Der runde Tisch war eckig
Im wohltemperierten Löwensaal gab es am Mittwoch (26.06.2019) eine gute Gesprächsrunde. Herr Roschka-Haubold und Herr Adloff hatten Stadträte aller Fraktionen eingeladen, sich über Gebietsreform, Politik und Allgemeines zu unterhalten.
In das Gespräch konnten sich auch die anwesenden Bürger einbringen – im Gegensatz zur Stadtratsarbeit, die sich in den letzten Jahren immer mehr vom "Normalbürger" abgekapselt hat.
Ja, alle sind für die Einbeziehung der Bürger, und sie, die Bürger, bräuchten ja "nur" zu kommen. Das stimmt aber nicht. Wie geht es denn dem "Bürger"? In der Stadtratssitzung 30 Minuten Einwohnerfragestunde, die leider zu wenig genutzt wird. Die entscheidenden Diskussionen sind allerdings in den Ausschüssen. Hier hat der Bürger weder Fragerecht noch die Möglichkeit, sich in die Diskussion einzubringen. Rederecht erhält er nur auf Antrag, und alle anwesenden Stadträte müssen zustimmen. Da reicht einer, der gerade mal keine Lust auf des Volkes Stimme hat, und schon zieht der Bürger enttäuscht von dannen und kommt sicher nicht so bald wieder.

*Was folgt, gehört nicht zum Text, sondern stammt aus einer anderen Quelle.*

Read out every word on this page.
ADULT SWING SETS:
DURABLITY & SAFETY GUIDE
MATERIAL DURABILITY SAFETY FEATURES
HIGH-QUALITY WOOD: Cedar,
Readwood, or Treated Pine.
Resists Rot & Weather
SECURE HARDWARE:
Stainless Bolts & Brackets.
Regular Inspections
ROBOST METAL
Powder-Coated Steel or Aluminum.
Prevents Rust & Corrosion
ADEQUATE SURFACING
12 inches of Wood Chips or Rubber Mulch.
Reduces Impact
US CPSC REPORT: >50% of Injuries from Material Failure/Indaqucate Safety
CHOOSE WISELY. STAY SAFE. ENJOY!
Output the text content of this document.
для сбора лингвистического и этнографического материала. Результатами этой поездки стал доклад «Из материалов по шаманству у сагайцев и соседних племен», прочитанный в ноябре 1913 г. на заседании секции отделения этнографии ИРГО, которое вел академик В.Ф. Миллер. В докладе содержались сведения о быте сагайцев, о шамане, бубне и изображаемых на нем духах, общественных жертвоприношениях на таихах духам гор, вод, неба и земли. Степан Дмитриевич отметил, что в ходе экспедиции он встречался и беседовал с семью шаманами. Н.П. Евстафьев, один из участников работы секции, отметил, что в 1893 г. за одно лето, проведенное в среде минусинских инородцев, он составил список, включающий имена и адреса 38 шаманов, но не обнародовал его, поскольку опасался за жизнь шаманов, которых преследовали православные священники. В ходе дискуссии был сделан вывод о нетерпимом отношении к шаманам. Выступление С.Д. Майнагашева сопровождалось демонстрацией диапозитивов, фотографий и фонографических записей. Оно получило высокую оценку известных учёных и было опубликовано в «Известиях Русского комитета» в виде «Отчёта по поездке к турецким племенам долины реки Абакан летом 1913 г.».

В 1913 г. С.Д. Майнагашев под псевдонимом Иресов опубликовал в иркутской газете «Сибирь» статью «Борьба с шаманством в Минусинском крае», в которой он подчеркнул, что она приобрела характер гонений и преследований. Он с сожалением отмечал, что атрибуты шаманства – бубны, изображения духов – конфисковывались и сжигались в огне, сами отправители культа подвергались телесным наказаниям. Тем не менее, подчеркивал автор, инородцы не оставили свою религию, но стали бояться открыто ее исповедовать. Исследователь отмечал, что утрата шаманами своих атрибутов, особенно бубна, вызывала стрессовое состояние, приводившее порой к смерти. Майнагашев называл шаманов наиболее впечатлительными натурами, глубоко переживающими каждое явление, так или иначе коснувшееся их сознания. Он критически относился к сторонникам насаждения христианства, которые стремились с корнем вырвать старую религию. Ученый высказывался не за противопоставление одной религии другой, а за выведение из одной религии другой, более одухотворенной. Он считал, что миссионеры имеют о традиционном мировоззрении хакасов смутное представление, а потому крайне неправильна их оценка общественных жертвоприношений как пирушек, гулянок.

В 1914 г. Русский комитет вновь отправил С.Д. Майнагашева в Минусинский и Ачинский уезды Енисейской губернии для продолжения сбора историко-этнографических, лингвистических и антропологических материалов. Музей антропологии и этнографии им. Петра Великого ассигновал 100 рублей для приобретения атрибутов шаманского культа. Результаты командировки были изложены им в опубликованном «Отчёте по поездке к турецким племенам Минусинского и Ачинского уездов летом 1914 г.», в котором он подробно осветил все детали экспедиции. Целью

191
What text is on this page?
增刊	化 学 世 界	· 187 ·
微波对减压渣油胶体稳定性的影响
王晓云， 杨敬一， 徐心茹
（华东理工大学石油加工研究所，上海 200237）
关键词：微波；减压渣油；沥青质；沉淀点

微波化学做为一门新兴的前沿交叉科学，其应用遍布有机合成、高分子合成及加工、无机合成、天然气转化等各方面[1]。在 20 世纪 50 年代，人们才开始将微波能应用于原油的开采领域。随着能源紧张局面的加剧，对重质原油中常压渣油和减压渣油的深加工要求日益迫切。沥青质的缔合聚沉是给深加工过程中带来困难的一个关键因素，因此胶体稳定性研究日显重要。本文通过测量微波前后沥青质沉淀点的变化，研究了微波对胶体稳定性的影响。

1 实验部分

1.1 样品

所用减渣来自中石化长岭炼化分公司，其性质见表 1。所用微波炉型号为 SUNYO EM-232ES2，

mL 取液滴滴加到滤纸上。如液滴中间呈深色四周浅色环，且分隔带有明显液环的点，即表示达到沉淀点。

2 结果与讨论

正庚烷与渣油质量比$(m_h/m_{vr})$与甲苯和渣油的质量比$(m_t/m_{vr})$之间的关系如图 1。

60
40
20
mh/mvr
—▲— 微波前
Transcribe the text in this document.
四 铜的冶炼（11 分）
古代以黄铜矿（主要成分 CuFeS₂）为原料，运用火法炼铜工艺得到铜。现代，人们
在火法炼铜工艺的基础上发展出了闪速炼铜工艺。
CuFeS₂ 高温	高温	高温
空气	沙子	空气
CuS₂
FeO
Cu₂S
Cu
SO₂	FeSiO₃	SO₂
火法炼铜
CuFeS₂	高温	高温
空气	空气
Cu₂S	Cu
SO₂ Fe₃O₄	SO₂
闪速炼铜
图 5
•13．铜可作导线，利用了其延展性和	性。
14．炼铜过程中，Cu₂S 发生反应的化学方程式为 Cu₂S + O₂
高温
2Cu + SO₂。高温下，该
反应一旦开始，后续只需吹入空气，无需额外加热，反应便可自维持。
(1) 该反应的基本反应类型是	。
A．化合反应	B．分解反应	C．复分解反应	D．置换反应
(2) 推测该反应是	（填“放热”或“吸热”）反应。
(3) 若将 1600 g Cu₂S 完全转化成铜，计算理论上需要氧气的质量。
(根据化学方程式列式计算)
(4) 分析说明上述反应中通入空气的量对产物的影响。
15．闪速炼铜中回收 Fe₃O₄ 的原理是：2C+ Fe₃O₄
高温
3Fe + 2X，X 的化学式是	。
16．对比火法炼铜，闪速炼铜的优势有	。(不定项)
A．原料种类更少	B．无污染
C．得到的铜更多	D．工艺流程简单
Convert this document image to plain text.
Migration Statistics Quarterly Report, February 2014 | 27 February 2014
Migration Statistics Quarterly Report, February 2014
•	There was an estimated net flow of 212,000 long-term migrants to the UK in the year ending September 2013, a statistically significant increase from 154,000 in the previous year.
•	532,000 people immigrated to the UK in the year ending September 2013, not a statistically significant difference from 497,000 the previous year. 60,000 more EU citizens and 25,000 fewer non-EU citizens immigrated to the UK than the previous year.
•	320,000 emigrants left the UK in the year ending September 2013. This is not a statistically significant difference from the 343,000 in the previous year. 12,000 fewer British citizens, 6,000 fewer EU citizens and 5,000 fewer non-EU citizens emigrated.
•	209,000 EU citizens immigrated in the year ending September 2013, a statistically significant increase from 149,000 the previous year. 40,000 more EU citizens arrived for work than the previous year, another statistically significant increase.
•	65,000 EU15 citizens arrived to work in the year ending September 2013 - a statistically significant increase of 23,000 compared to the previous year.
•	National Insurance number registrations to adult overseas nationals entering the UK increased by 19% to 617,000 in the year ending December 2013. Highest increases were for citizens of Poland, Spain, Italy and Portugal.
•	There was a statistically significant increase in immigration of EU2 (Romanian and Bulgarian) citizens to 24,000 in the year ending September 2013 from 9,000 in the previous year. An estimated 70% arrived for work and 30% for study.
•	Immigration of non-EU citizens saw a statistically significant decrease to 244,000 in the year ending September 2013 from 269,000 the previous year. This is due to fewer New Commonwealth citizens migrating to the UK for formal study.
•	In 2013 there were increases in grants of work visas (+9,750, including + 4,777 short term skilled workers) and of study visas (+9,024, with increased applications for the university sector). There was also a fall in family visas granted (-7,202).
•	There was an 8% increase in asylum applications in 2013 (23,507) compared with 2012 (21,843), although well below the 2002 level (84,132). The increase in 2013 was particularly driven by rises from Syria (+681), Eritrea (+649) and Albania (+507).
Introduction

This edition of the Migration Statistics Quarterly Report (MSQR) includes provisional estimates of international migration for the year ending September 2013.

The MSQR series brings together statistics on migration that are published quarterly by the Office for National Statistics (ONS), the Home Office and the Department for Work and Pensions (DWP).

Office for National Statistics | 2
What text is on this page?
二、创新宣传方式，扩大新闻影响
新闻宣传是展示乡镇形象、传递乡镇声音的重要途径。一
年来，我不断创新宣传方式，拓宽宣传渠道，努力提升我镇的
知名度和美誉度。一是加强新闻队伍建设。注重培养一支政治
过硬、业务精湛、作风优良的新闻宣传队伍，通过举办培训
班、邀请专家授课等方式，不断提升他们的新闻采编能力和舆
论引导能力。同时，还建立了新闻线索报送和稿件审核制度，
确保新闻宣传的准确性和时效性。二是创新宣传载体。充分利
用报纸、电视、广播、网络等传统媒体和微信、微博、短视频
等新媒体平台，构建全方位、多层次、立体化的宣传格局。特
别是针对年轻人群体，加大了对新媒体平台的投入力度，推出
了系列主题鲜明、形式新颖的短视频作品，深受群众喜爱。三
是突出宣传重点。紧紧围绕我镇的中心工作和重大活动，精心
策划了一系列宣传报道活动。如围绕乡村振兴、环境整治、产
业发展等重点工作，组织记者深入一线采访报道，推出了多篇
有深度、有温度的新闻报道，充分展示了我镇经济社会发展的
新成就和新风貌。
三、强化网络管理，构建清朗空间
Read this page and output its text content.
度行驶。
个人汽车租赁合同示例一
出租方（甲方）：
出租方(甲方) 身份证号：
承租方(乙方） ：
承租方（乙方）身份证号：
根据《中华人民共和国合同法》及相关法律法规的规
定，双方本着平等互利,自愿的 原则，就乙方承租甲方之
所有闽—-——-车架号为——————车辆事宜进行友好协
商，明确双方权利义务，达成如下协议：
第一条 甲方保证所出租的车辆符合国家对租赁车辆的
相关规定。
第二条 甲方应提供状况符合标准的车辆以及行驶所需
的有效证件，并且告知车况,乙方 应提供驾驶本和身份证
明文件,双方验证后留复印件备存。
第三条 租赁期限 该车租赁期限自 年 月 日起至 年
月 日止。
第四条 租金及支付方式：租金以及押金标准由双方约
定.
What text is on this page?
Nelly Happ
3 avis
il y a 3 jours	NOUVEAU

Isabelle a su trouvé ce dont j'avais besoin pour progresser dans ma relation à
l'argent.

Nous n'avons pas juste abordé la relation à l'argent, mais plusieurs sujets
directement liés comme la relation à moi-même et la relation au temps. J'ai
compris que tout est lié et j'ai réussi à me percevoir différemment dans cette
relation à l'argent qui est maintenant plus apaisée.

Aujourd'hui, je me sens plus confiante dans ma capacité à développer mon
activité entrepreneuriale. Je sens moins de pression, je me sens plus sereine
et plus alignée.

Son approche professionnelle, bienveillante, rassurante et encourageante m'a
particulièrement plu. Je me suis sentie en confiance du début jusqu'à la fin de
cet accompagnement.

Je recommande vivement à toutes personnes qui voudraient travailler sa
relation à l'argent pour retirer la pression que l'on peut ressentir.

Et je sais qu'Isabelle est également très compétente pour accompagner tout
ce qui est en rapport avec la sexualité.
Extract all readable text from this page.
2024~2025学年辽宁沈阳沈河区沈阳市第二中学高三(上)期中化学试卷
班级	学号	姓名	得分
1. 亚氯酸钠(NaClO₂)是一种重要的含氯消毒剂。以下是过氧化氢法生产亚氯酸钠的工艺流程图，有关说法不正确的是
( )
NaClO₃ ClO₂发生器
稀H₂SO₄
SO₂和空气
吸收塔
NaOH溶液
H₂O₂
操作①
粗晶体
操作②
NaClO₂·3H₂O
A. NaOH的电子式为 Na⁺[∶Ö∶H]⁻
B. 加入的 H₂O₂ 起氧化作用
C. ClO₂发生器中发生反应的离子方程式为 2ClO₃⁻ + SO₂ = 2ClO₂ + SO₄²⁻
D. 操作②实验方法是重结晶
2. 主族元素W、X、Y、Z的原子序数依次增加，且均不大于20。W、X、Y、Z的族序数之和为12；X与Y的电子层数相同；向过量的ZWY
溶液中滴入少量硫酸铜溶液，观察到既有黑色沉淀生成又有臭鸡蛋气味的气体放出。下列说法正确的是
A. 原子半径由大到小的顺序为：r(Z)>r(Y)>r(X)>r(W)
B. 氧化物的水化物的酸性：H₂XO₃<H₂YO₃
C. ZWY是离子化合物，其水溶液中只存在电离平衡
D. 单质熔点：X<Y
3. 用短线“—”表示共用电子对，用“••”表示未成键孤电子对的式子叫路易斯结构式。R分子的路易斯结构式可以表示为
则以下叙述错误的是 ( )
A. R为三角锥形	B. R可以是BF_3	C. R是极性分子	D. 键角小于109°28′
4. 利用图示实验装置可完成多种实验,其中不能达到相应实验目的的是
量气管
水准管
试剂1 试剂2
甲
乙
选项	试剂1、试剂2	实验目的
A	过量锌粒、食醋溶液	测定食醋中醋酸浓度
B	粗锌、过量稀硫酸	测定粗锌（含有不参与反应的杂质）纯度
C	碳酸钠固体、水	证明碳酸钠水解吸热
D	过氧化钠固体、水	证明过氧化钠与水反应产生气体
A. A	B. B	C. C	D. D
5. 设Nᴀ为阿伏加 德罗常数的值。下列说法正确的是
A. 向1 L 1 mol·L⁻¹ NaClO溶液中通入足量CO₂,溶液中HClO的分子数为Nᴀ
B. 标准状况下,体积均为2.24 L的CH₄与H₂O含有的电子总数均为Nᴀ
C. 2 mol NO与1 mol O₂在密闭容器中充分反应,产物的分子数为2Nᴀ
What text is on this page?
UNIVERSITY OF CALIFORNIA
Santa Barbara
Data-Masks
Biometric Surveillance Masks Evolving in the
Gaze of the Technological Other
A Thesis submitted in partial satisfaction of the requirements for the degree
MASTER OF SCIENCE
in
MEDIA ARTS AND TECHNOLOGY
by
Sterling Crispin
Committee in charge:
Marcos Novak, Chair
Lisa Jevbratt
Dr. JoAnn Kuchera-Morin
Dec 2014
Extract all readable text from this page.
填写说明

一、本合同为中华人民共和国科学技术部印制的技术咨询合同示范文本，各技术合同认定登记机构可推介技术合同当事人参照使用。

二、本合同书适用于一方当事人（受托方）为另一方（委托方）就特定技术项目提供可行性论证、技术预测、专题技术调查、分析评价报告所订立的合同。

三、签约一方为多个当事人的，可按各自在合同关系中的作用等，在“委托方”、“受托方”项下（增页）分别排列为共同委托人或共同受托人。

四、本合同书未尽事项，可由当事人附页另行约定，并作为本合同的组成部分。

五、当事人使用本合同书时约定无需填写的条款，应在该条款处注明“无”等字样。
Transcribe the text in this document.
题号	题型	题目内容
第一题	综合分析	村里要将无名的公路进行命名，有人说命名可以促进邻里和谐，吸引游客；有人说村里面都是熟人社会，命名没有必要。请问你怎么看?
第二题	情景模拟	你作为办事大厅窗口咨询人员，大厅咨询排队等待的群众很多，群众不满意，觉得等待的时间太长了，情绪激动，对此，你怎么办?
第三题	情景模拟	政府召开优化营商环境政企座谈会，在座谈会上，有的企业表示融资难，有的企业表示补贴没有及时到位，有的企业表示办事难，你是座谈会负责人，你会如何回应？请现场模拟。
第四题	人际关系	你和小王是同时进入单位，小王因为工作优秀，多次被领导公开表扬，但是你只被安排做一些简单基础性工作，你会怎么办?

Selbst wenn der Bürger weiß, wo die offiziellen Sitzungsunterlagen auf der Internetseite der Stadt versteckt sind, sind sie doch meist ohne Anlagen. Bei Bauanträgen ist mitunter nicht erkennbar, in welchem Teil der Stadt man sich befindet, und Bebauungspläne liegen für vier Wochen im Rathaus am Stehpult. Das macht dem Bürger richtig Spaß, die fünf bis acht Ordner mit großen Kartenanlagen durchzuarbeiten.
Schlussfolgerung aus der Diskussion am Runden Tisch war, nur Bürger, die einbezogen werden in die Entscheidungen, sind zufrieden und fühlen sich in ihrer so schönen Stadt wohl. Man darf gespannt sein, zu welchen Themen nach dem Sommer wieder zur freien Diskussion eingeladen wird. Themenvorschläge gab es genug.
Hintergrund:
In der Diskussion äußerten Teilnehmer von CDU und Bürger für Rudolstadt, dass die Bürger sich halt Mühe geben sollten, wenn Sie sich kommunal informieren wollen. Sie hätten auch viele Möglichkeiten, in Ausschüssen mitzuarbeiten. Es käme nur kaum jemand.
Dem möchte ich mit diesem Artikel widersprechen. Es wird den Bürgern sehr schwer gemacht, sich kommunal zu informieren, und der Verweis, man könne ja jederzeit mit seinem Stadtrat des Vertrauens sprechen, führt auch nicht immer zum Ziel.
Ich bin vor allem dafür, die jüngeren Bürger dort abzuholen, wo sie sind. Im Netz. So bin ich für eine Internetübertragung der Stadtratssitzungen und gezielte Diskussionsrunden von Stadträten mit Bürgerinitiativen oder interessierten Bürgern zu offenen Problemen. Für mich ist der Übergang zwischen Stadtrat und interessiertem Bürger fließend. Es zählt gegenseitige Achtung, das Bemühen um eine sachliche Diskussion und Lösungen, die möglichst viele Interessen berücksichtigen. Dafür ist die ziemlich starre Geschäftsordnung des Stadtrates zur Zeit nicht immer hilfreich.